Moreover, the elevated presence of miRNAs in the extra cellular environment suggests a possible intercellular signaling mechanism. Recent literature has also supported that genetic exchange of mRNA and miRNA between cells can be accomplished through microvesicles transfer [7, 8]. miRNAs like miR 21 [20], miR 133 and miR 30 [21] have been shown to play a role in cardiac remodelling in infracted hearts. Since miRNA can affect cardiac remodelling and these miRNAs are transported in micro vesicles by transplanted MSC (Lim SK personal communication), it is possible that transplanted MSC regulate remodelling of the surrounding myocardium through secreted miRNAs in addition to secreted cytokines and soluble factors.

HNF4A is a transcription factor that has also been shown to be essential for morphological and functional differentiation of hepatocyte and for liver morphogenesis [22]. HNF4A is also one of the physiological factors in the liver to activate apoB gene expression at the AF-1 site [23]. Elevated levels of apoB have been correlated with an increased risk of atherosclerosis and coronary heart disease [24]. HNF4A is also involved in the regulation of serum lipid levels and is linked to elevated serum cholesterol and triglyceride levels in Finnish combined familial hyperlipidemia patients [25]. However to date there is no evidence of miRNA regulation of HNF4A. None of the target prediction algorithms predict the regulation of HNF4A by let-7 family of miRNAs. There are no predicted miRNA binding sites in the untranslated or intronic regions of the HNF4A gene. However combining the networks generated by sequence alignment of expressed miRNAs and Targetscan, we predict that HNF4A is indirectly regulated by the let-7 family of miRNAs. We were able to confirm this indirectly by measuring the levels of let-7 family of miRNAs and HNF4A in undifferentiated MSC and HEPG2 cells. In undifferentiated MSC when let-7 miRNAs are highly expressed, expression of HNF4A is very low. Conversely in HEPG2 cells where a high level of HNF4A is expressed, we find very low expression of let-7 family miRNAs. Since HNF family of transcription factors have been reported to be upregulated in hepatocytes derived from adipose tissue MSC [26], it is possible that let-7 regulates HNF4A levels during this process. Since genes in the HNF4A alignment network also show a similar expression profile to HNF4A in HEPG2 and hES-MSC cells, it is possible that the let-7 family miRNA regulation of HNF4A is mediated through genes in this network. It is also interesting to note that there is no predicted miRNA target site in the UTR of HNF4A. Thus miRNA based regulation of HNF4A may be indirectly achieved through regulation of genes in the network that interact with HNF4A. It will be interesting to study the effect of Lin28 overexpression on differentiation of hepatocytes from hES-MSC since Lin 28 is a transcription factor that inhibits function of let-7 family miRNAs.

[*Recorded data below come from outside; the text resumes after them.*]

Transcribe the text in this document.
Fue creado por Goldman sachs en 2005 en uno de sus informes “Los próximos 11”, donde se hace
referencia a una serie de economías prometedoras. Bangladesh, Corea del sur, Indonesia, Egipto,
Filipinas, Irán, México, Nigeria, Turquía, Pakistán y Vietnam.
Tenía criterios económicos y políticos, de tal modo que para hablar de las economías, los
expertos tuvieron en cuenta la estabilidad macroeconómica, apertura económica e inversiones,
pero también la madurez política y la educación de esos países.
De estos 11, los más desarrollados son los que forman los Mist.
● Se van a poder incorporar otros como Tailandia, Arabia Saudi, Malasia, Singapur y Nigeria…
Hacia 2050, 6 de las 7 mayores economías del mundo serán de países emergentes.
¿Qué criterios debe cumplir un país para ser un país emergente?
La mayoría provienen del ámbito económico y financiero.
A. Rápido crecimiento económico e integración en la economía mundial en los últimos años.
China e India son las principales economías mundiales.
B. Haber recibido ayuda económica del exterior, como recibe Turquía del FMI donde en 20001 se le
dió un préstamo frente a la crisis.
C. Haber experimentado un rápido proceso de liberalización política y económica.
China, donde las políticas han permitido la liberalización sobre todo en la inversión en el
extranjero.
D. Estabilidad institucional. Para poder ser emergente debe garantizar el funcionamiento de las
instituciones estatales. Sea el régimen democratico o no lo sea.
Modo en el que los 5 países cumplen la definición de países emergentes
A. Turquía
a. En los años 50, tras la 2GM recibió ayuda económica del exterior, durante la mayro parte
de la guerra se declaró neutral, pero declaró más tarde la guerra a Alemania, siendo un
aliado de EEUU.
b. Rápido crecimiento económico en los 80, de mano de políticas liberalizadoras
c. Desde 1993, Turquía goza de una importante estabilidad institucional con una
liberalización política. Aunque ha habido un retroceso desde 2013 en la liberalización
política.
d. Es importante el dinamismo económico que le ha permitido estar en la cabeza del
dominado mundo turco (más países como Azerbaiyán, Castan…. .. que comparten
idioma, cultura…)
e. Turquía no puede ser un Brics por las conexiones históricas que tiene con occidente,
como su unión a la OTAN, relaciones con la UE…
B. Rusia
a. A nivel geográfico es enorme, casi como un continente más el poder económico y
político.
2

let-7f miRNA is known to exert pro-angiogenic effects [27]. Human MSC conditioned medium has been shown to reduce infarct size in patients with acute myocardial infraction [28]. Since MSC conditioned medium contains exosomes with let-7 family miRNAs and these let-7 family miRNAs may regulate HNF4A (based on our network and expression analysis), it is highly likely that MSC conditioned medium mediated reduction of infarct size is achieved by indirect regulation of HNF4A mediated by the let-7 family of miRNAs.

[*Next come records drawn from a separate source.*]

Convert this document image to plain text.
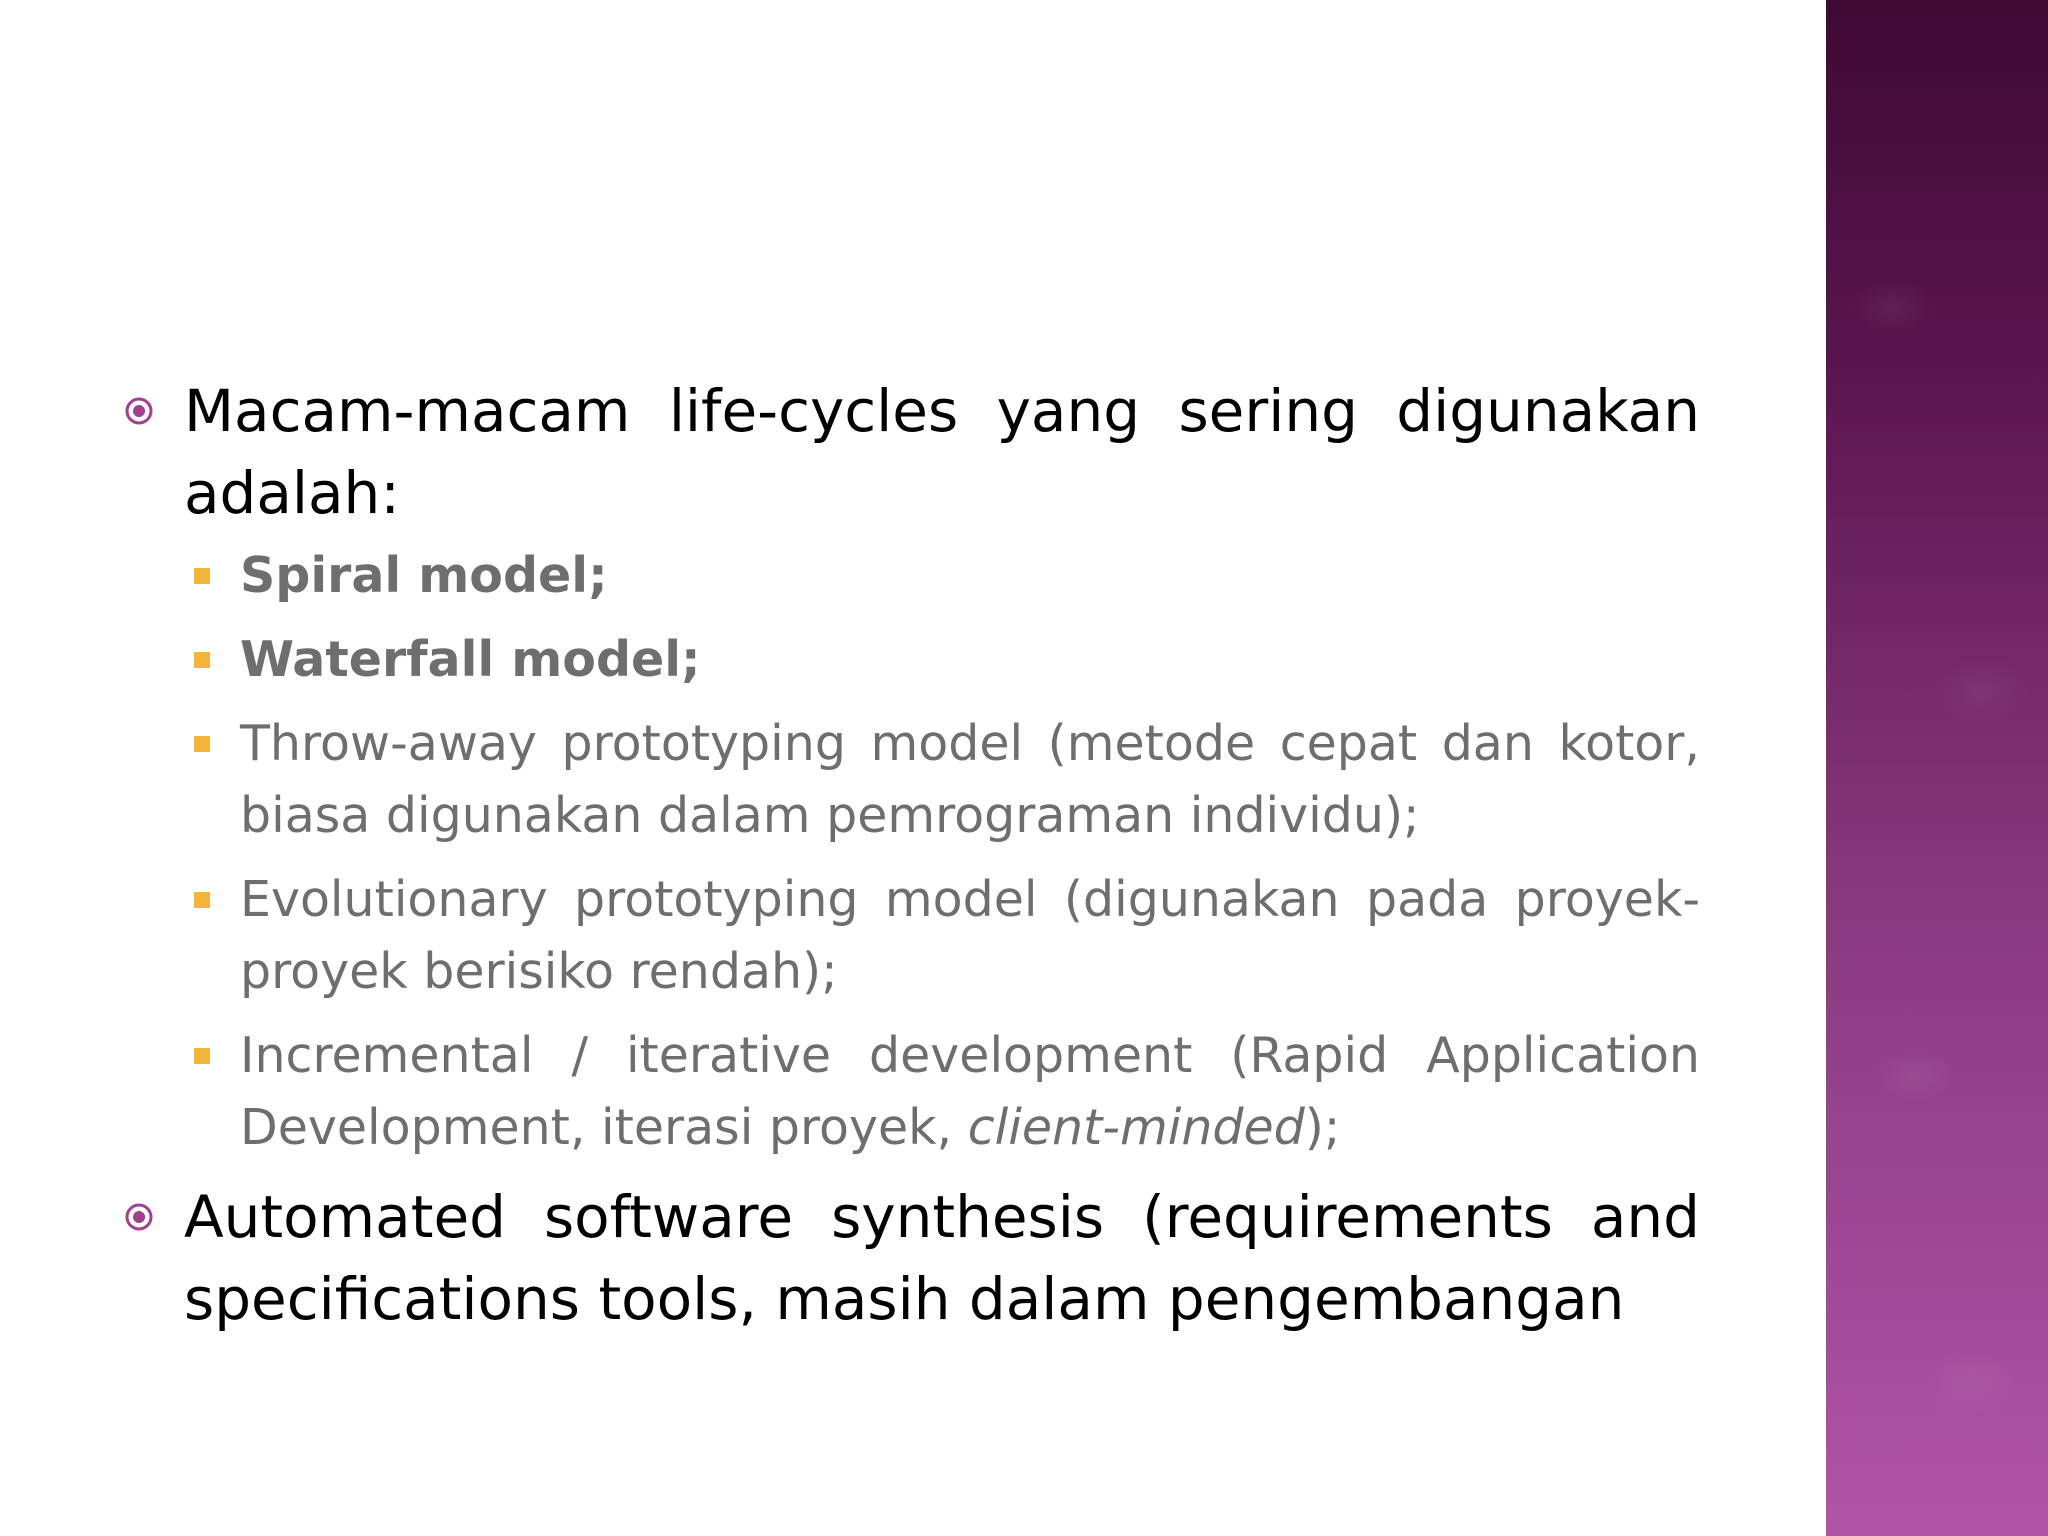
Macam-macam life-cycles yang sering digunakan adalah:

Spiral model;

Waterfall model;

Throw-away prototyping model (metode cepat dan kotor, biasa digunakan dalam pemrograman individu);

Evolutionary prototyping model (digunakan pada proyek-proyek berisiko rendah);

Incremental / iterative development (Rapid Application Development, iterasi proyek, client-minded);

Automated software synthesis (requirements and specifications tools, masih dalam pengembangan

Thus, our study suggests the possibility of let-7 family of miRNAs indirectly regulating this particular transcription factor to achieve physiological changes. This is in line with recent paradigm where miRNAs regulate self-renewal and differentiation pathways of embryonic stem cells by forming an integral biological network with transcription factors [29].

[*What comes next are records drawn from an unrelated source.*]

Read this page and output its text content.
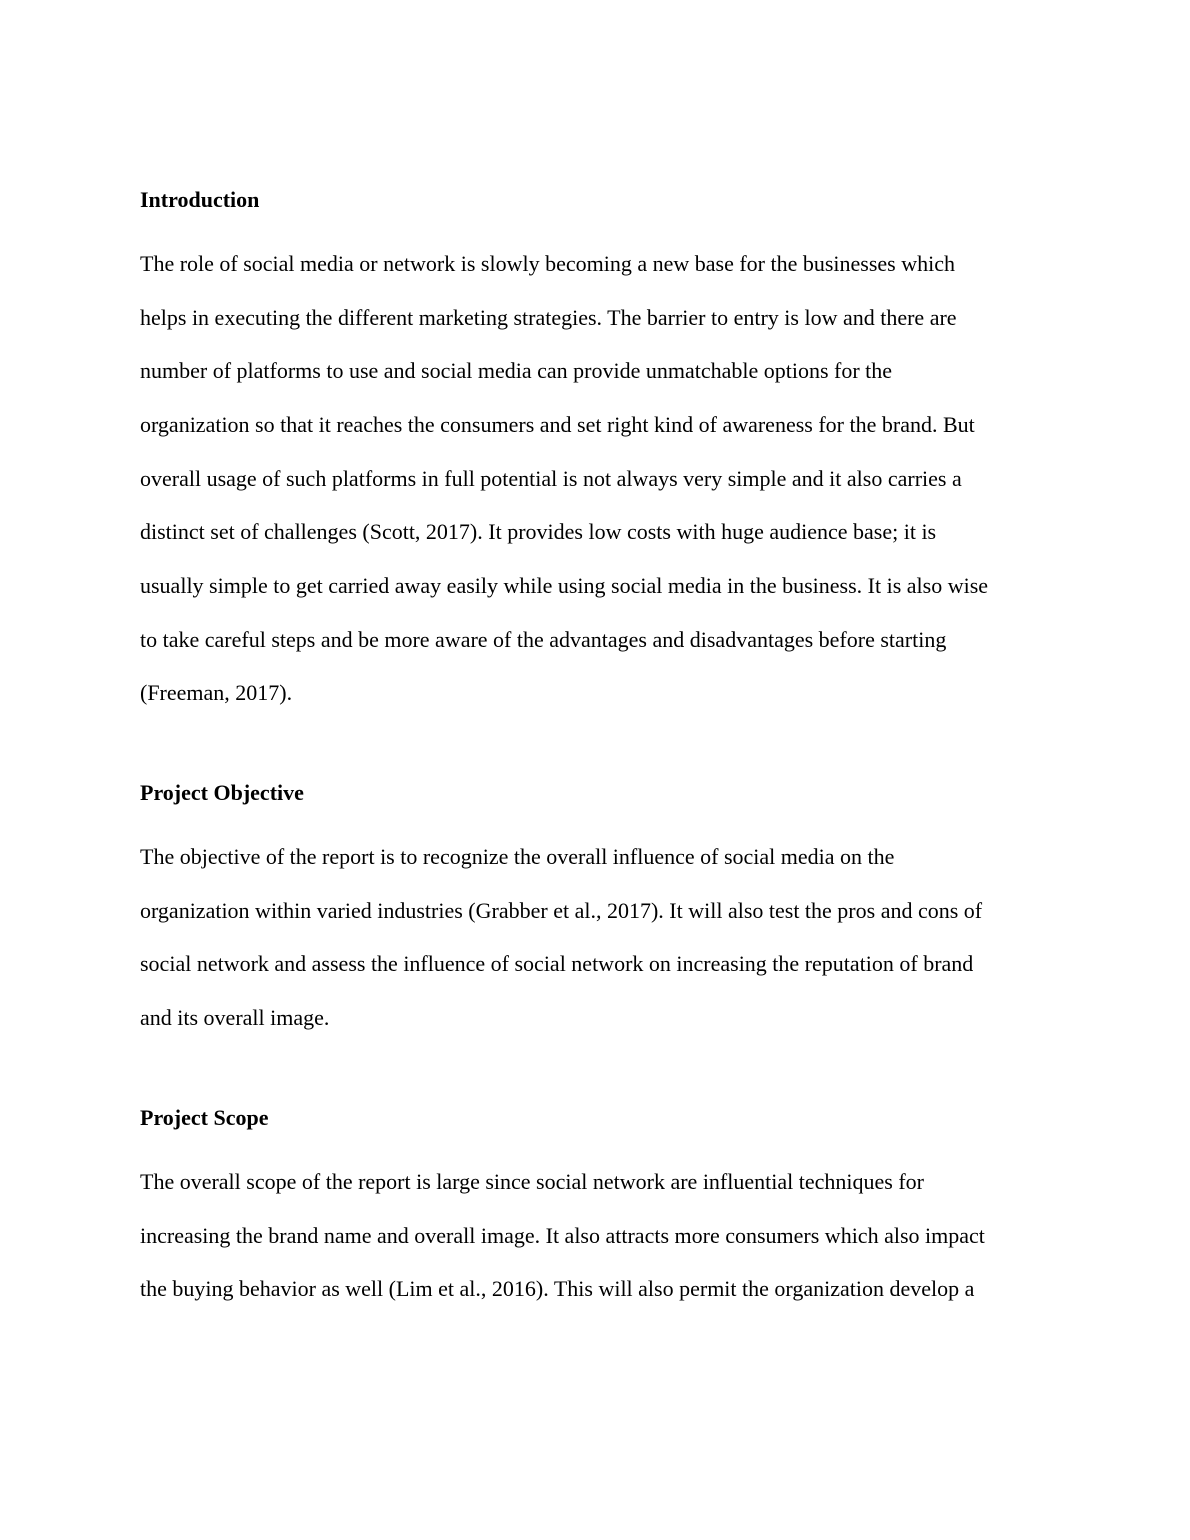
Introduction
The role of social media or network is slowly becoming a new base for the businesses which
helps in executing the different marketing strategies. The barrier to entry is low and there are
number of platforms to use and social media can provide unmatchable options for the
organization so that it reaches the consumers and set right kind of awareness for the brand. But
overall usage of such platforms in full potential is not always very simple and it also carries a
distinct set of challenges (Scott, 2017). It provides low costs with huge audience base; it is
usually simple to get carried away easily while using social media in the business. It is also wise
to take careful steps and be more aware of the advantages and disadvantages before starting
(Freeman, 2017).
Project Objective
The objective of the report is to recognize the overall influence of social media on the
organization within varied industries (Grabber et al., 2017). It will also test the pros and cons of
social network and assess the influence of social network on increasing the reputation of brand
and its overall image.
Project Scope
The overall scope of the report is large since social network are influential techniques for
increasing the brand name and overall image. It also attracts more consumers which also impact
the buying behavior as well (Lim et al., 2016). This will also permit the organization develop a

In conclusion, our study using a combination of different available tools to examine deep sequencing data by examining alignment, computer predictions, mathematical and network analysis has led us to a hypothesis that HNF4A is indirectly regulated by the let-7 family of miRNAs.


hES-MSC intracellular samples and microvesicles isolation from culture media

Human embryonic derived mesenchymal stem cells were used in this study. Two intracellular samples were obtained at passage 18 by lysing the collected cells. RNA was isolated from conditioned medium by adding three volumes of Trizol LS (Invitrogen) to one volume of conditioned medium and completing the extraction according to the manufacturer's protocol. Total RNA and small RNAs from MSC were purified using Trizol (AppliedBiosystems) and mirVana™ miRNA Isolation Kit (AppliedBiosystems), respectively. RNA was quantiated using Quanti-T™ RiboGreen® RNA Assay Kit (Invitrogen). In a separate experiment, the conditioned medium was treated with RNase, RNA extracted and compared to RNA extracted from untreated conditioned medium. No difference was observed in the RNA profile from the RNase treated and untreated samples suggesting that the RNA in the conditioned medium was contained within the exosomes (data not shown). Resulting samples were sent to Illumina Sequencing facilities for Deep Sequencing. The intracellular samples were further gel purified to only include transcripts between 18-35 nucleotides long. This is a step in the standard sample purification protocol for Deep Sequencing. This step was omitted in the samples of hES-MSC conditioned medium profiling the extra cellular small RNAs. However since all miRNAs are in the 18-35 nucleotide range this step has no effect on the data analysis described here which considered only known miRNAs.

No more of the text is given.